Nous ressortons du cimetière à l’autre extrémité, où se dresse le musée d’art moderne. Nous y jetterions bien un oeil, mais il est inopinément fermé. L’app de transports en commun nous informe que pour prendre un bus jusqu’à notre destination suivante, nous devons repartir en sens inverse et marcher un long moment. Si long, en fait, que nous aurons déjà parcouru la moitié de la distance le temps d’atteindre l’arrêt. Et le quartier n’est pas particulièrement pittoresque. Tant pis, je flotte encore sur mon petit nuage.
Nous atteignons le jardin botanique vers midi. Le petit déjeuner étant déjà loin, nous fonçons directement vers le plus proche des deux restaurants du lieu, le Gateway. Il s’agit plutôt d’une cafétéria, mais avec une nourriture incroyablement variée et appétissante. Nous nous régalons avec notre suprême de poulet – même si j’ai beaucoup de mal à supporter le gamin qui hurle à la table de derrière pendant que sa mère surfe sur son téléphone sans broncher, ainsi que les deux autres mères de famille qui se parlent à un volume d’environ 300 décibels depuis les deux extrémités d’une table de 12 personnes.
Après ça, un petit tour à la boutique géniale qui recèle mille tentations. Je résiste vaillamment à un très beau pull Eribé, me contentant de craquer pour un puzzle champignons aux tons de l’arc-en-ciel. Nous sortons ensuite pour explorer le jardin, déjà visité mais dont je n’ai pas gardé de souvenir marquant. J’espérais y faire quelques photos supplémentaires dans un joli cadre verdoyant, mais la météo en décide autrement puisqu’il se met à pleuvoir assez fort. Je n’ai pas le courage de poser dans ces conditions. Nous filons donc vers l’un des points de chute que j’ai repérés à proximité de l’entrée Est du jardin.

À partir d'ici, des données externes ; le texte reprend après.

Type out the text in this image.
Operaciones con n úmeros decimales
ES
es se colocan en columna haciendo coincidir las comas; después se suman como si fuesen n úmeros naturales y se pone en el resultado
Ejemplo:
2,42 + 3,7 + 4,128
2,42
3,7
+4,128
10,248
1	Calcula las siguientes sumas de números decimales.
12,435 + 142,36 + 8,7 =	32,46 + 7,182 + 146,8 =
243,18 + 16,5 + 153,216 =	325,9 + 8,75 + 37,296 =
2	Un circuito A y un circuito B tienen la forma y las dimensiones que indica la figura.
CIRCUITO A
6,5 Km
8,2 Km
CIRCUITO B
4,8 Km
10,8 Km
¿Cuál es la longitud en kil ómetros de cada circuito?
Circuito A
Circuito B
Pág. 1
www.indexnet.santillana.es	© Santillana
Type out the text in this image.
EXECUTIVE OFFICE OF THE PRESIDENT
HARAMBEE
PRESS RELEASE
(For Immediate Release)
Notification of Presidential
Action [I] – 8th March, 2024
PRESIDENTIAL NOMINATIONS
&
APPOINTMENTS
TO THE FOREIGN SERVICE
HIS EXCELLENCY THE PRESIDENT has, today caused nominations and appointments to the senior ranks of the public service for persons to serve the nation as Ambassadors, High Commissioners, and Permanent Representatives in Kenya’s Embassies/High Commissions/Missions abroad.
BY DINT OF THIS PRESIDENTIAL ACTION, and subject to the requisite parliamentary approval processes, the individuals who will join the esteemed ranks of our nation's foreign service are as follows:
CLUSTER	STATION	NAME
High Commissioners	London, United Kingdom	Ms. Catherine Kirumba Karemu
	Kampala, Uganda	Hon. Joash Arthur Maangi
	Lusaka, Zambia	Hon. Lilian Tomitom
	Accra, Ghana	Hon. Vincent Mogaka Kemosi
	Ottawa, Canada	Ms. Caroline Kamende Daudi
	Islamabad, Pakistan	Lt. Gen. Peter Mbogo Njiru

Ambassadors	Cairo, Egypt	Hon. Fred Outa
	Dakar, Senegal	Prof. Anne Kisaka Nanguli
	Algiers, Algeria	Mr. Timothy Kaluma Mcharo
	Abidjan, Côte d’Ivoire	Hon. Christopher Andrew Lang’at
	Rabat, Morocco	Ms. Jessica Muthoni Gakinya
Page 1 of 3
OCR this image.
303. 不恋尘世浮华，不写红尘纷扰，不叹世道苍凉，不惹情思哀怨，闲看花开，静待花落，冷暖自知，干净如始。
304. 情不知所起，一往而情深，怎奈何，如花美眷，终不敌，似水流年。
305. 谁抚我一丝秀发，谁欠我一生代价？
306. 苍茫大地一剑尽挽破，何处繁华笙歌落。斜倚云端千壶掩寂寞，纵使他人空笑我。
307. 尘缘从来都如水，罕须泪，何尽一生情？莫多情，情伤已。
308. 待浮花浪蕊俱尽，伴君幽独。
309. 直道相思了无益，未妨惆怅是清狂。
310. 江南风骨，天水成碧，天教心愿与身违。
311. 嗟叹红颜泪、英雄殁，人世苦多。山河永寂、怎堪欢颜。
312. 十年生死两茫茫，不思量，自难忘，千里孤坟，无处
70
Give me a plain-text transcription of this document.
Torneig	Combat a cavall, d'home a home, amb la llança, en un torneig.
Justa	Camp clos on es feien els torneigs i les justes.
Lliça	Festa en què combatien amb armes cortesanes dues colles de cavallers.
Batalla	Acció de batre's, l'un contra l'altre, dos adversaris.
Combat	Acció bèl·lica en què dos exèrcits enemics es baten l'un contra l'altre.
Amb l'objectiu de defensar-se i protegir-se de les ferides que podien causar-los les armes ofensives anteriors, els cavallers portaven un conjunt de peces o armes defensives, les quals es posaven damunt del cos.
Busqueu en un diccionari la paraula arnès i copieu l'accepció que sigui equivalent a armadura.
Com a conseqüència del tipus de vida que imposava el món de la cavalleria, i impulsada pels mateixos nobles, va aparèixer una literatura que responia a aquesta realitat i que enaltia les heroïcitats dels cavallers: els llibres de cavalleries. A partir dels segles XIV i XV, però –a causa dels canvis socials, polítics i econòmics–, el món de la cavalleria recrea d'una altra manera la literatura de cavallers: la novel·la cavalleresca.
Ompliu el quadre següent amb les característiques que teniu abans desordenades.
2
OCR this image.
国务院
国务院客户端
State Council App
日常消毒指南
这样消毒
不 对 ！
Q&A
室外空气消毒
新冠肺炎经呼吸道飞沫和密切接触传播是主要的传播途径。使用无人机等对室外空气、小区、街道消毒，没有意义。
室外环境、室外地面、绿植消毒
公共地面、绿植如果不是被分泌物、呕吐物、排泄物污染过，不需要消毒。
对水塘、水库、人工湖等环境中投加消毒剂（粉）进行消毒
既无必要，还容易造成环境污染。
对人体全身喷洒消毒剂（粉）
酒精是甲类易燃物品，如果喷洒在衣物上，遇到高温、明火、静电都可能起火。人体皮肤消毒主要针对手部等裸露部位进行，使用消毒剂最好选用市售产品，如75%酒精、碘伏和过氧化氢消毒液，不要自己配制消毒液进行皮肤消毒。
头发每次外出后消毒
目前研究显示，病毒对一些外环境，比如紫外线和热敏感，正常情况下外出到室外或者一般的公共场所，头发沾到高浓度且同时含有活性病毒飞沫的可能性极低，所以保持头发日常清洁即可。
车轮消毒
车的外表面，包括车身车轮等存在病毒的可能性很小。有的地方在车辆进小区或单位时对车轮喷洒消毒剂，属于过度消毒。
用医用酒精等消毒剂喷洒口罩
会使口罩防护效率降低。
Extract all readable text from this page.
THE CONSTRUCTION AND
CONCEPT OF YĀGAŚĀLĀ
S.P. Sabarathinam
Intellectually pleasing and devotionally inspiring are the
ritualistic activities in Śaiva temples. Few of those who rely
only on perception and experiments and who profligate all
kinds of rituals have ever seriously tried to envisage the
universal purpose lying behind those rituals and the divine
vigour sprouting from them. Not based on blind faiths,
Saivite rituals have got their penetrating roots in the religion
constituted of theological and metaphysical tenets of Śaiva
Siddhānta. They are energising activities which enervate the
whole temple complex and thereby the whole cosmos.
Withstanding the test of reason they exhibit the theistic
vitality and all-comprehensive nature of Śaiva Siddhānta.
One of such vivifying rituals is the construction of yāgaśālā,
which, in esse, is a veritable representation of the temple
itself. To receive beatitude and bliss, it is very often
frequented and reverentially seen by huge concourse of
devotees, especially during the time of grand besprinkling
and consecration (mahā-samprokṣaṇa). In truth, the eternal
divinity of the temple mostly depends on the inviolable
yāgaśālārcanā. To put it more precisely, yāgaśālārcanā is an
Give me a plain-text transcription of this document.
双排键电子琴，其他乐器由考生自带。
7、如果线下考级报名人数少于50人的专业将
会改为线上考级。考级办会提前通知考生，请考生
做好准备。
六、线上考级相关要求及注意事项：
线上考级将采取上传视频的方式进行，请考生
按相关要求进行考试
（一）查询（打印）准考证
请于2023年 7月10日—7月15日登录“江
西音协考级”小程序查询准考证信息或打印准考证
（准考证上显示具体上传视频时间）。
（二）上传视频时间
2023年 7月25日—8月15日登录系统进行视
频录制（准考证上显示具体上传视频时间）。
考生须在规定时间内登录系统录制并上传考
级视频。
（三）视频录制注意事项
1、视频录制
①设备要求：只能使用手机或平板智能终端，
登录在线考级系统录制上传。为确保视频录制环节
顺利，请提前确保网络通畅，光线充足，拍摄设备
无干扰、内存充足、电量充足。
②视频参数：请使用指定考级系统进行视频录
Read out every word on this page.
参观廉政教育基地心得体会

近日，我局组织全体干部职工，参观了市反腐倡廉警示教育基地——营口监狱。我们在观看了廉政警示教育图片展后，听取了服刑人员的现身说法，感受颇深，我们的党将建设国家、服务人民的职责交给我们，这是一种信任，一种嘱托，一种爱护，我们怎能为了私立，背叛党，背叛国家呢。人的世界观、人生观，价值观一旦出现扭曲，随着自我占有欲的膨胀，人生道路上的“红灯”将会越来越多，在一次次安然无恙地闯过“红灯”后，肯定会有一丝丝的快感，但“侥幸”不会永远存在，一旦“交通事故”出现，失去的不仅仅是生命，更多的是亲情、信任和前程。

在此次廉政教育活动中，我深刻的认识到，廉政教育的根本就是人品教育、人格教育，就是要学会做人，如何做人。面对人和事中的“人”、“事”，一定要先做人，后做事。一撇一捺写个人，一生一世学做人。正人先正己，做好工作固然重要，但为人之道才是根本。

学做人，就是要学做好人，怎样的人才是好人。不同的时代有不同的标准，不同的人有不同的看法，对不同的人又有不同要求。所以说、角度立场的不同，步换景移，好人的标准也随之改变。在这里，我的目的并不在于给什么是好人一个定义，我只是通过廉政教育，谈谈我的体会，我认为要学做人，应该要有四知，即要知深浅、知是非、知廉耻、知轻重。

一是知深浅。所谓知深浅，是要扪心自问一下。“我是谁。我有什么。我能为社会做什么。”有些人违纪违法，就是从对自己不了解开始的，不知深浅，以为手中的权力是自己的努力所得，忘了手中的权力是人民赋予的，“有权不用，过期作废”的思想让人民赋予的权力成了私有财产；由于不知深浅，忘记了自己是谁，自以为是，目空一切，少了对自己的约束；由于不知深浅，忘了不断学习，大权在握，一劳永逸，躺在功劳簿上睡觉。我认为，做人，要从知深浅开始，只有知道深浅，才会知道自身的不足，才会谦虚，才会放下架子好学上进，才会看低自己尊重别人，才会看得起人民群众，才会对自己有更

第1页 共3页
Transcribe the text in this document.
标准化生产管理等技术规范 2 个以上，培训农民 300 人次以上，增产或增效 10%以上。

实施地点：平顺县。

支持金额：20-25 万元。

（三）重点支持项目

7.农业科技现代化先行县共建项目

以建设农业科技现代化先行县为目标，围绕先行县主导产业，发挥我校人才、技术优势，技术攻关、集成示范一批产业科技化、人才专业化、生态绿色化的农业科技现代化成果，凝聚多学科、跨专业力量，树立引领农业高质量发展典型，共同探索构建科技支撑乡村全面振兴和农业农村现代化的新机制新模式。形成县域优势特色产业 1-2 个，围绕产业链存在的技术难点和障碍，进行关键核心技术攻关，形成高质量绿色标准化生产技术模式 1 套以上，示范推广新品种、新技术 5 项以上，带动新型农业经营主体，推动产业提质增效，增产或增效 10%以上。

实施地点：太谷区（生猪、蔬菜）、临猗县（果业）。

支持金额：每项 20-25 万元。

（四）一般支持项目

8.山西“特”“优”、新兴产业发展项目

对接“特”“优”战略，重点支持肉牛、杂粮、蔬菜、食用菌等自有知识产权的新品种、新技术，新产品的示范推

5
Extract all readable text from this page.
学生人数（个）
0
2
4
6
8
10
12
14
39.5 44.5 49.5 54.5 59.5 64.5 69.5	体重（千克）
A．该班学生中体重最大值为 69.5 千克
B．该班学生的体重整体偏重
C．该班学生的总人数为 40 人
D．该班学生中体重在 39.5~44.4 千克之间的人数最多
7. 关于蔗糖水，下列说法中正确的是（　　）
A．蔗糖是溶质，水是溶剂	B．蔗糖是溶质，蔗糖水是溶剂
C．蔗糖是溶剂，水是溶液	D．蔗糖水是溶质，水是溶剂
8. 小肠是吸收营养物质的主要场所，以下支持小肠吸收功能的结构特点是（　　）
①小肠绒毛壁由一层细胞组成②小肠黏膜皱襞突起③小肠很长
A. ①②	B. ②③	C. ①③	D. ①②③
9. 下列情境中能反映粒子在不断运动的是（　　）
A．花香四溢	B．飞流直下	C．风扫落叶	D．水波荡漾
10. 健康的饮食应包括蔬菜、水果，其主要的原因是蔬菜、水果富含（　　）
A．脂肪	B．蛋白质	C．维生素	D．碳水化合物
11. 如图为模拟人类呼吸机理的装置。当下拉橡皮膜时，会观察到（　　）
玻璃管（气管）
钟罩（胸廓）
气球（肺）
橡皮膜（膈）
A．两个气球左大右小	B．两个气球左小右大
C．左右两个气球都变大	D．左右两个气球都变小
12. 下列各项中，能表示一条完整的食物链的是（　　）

Nous squattons au Krem Karamel une grande partie de l’après-midi. Déco über mignonne, employé.es adorables, gâteaux fabuleux: nous archi-validons. Et je sais que je me répète, mais glander dans un salon de thé avec mon iPad un bouquin reste un de mes plus grands plaisirs en voyage. Un excellent moyen de recharger les batteries dans des journées bien remplies, aussi.
A 16h45, comme indiqué sur les tickets que j’ai achetés en ligne hier, nous nous présentons à l’entrée Est du jardin botanique qui a fermé ses portes pour les visites classiques voici trois quarts d’heure. Aujourd’hui est l’avant-dernier jour du festival de lumières Christmas at the Botanics, dont les photos vues sur internet me faisaient terriblement envie. Et contrairement à d’autres événements du même type que je ne citerais pas (mais ça commence par Ar et ça finit par Ipotèr), la réalité dépasse mes attentes. Le jardin si tristounet cet après-midi sous la pluie se trouve transformé en un lieu magique et scintillant. Des musiques variées, allant du classique grandiloquent au chant de Noël sautillant, créent une atmosphère différente dans chaque zone du parc. La promenade dure environ une heure, et le moins qu’on puisse dire, c’est que je ne regrette pas mes sous.
En sortant, il nous reste tout juste assez d’énergie pour prendre le bus jusqu’à Princes Street, effectuer une descente-éclair au Food Hall de Marks & Spencer où nous dévalisons le rayon gastropub, et prendre un second bus jusqu’à notre appartement. Ce fut une journée très agréable, remplie de belles découvertes, et nous avons beaucoup marché malgré notre longue pause de l’après-midi. D’ailleurs, mon Apple Watch me félicite.